Release and record-breaking success
The single was rush-released on 3 December 1984. It entered the UK chart at No. 1 and sold 3.8 million copies in the UK alone, remaining the biggest-selling British single for over a decade (until overtaken by Elton John’s 1997 Diana tribute).
Internationally it topped charts in 13 countries and sold an estimated 8–10 million copies worldwide. All royalties and a portion of publishing were donated directly to the Band Aid Trust.
Controversy and criticism
Even at the time, the song attracted criticism:
- The line “Well tonight thank God it’s them instead of you” was accused of implying Western superiority.
- The lyric “And there won’t be snow in Africa this Christmas time” was geographically inaccurate (parts of Africa do get snow).
- African artists were entirely absent from the recording.
Bob Geldof has defended the song, saying the goal was to raise money quickly, not to produce a culturally perfect statement. “It was never pretended to be anything other than an emergency response,” he said in later interviews.
Legacy
“Do They Know It’s Christmas?” directly inspired:
- USA for Africa’s “We Are the World” (1985)
- Live Aid (13 July 1985), the global concert organised by Geldof that reached 1.9 billion viewers and raised a further £127 million
- The entire modern phenomenon of celebrity charity singles
- Later re-recordings of the song itself in 1989 (Band Aid II), 2004 (Band Aid 20), and 2014 (Band Aid 30)

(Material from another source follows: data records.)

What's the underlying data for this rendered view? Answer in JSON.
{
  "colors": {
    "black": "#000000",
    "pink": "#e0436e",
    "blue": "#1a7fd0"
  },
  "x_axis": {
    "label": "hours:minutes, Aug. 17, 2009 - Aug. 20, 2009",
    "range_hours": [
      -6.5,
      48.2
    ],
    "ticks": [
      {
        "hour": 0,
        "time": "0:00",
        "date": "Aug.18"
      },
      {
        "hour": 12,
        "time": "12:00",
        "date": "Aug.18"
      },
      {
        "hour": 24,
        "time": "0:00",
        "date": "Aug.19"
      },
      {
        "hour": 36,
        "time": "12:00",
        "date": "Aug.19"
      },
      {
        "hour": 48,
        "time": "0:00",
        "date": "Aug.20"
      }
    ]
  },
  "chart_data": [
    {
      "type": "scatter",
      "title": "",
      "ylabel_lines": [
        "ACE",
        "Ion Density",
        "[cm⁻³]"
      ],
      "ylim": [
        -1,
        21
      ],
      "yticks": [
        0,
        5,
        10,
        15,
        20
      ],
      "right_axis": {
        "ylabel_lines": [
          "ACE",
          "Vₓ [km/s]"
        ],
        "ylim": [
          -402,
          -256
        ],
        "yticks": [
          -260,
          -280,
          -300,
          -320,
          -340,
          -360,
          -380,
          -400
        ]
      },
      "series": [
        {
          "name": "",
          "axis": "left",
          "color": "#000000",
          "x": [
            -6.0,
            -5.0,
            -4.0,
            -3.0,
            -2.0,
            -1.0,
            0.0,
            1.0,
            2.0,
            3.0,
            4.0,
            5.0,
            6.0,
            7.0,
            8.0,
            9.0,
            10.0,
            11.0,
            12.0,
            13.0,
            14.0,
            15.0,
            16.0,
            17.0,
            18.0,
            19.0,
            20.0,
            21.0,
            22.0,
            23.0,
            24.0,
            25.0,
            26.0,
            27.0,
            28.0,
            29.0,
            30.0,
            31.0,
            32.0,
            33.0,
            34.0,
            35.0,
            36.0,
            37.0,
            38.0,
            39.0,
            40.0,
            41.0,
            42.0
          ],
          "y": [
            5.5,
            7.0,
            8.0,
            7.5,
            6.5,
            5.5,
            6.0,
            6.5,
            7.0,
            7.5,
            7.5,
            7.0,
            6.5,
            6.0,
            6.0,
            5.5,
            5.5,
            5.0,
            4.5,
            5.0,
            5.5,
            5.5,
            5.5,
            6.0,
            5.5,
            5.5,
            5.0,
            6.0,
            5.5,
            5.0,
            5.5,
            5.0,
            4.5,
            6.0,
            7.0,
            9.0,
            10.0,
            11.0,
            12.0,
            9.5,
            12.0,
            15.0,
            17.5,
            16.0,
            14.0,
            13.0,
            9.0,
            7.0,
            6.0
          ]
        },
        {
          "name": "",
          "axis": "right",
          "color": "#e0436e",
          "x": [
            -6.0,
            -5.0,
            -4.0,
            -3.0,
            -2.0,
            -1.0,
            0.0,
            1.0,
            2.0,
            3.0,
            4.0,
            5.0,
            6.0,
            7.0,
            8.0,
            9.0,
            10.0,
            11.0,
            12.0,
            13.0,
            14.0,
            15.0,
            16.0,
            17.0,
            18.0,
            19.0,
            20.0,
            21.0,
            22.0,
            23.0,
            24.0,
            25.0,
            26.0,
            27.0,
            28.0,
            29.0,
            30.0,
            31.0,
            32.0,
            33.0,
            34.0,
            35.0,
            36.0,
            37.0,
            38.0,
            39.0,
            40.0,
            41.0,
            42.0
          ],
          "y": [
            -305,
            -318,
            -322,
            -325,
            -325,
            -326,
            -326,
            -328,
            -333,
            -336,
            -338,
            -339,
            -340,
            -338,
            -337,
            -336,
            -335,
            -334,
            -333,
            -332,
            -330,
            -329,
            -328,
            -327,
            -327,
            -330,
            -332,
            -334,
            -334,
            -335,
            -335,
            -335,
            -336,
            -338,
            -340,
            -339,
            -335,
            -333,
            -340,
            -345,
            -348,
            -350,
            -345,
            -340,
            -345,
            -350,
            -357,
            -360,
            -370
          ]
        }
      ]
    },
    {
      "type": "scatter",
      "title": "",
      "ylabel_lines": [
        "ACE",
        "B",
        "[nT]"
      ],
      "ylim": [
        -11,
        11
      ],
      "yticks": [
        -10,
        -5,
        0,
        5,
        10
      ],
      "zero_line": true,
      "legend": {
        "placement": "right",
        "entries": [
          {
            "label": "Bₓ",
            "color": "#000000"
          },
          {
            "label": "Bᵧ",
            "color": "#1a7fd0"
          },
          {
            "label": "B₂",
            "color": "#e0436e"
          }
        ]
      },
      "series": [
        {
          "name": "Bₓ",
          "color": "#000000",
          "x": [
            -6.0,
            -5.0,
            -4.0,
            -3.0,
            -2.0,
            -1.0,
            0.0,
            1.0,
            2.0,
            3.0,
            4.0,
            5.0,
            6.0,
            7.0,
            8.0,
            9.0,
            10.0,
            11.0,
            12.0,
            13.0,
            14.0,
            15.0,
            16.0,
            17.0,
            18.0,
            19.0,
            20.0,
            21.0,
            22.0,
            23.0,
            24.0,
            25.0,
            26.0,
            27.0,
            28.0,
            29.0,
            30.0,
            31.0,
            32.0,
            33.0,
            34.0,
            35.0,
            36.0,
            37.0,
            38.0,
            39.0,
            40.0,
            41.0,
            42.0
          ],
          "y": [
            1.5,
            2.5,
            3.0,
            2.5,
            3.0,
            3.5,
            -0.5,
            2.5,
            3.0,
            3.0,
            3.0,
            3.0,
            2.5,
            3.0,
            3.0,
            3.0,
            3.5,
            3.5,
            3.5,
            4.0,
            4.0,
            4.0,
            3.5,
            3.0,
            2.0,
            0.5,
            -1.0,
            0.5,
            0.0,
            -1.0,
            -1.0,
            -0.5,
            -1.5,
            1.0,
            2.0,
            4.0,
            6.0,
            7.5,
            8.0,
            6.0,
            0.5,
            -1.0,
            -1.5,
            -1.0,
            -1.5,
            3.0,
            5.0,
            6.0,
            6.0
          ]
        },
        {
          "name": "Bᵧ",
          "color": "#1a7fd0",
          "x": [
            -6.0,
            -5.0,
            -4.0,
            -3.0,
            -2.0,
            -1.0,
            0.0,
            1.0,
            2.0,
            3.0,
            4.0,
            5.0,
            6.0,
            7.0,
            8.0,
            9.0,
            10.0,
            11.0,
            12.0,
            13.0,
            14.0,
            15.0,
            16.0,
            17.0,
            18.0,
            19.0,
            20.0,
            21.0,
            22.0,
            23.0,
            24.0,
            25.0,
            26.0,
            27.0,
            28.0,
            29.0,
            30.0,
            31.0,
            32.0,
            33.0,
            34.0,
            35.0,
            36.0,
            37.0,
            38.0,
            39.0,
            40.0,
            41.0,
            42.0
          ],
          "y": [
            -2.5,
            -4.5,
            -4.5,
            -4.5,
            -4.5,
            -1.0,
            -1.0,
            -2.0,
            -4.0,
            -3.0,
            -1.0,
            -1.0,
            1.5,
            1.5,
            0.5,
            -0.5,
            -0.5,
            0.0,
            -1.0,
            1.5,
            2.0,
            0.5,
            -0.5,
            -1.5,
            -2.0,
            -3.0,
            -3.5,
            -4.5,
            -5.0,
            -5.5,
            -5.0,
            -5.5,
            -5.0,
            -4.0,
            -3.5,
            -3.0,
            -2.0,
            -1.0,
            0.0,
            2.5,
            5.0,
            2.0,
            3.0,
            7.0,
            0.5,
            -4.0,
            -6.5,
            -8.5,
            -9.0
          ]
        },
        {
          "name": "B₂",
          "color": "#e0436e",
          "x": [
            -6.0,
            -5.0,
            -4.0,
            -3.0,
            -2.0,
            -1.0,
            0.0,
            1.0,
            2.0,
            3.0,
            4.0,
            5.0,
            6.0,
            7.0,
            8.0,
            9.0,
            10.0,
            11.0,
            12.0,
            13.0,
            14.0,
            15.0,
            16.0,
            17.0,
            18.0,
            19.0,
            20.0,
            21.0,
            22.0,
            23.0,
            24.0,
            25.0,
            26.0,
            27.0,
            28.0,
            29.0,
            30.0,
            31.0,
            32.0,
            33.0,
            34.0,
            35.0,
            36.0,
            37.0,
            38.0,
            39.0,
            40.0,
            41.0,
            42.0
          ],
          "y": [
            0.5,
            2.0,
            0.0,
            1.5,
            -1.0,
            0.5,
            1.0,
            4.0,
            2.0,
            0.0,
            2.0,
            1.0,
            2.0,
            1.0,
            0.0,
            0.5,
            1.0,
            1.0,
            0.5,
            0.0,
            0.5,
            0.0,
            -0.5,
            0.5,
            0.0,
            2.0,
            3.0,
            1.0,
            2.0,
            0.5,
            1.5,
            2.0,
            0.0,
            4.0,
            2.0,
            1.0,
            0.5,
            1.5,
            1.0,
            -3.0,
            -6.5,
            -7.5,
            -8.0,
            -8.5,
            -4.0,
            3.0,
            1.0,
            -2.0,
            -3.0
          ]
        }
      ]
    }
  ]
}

The original 1984 recording remains a time capsule of mid-1980s pop fashion (big hair, fingerless gloves, and shoulder pads) and an uncomfortable reminder of how the West often responds to African crises. Yet few would deny its effectiveness: the money raised by Band Aid fed hundreds of thousands of people and funded long-term projects in Ethiopia.
Love it or loathe it, “Do They Know It’s Christmas?” is the song that proved pop stars could change the world – at least for one Christmas.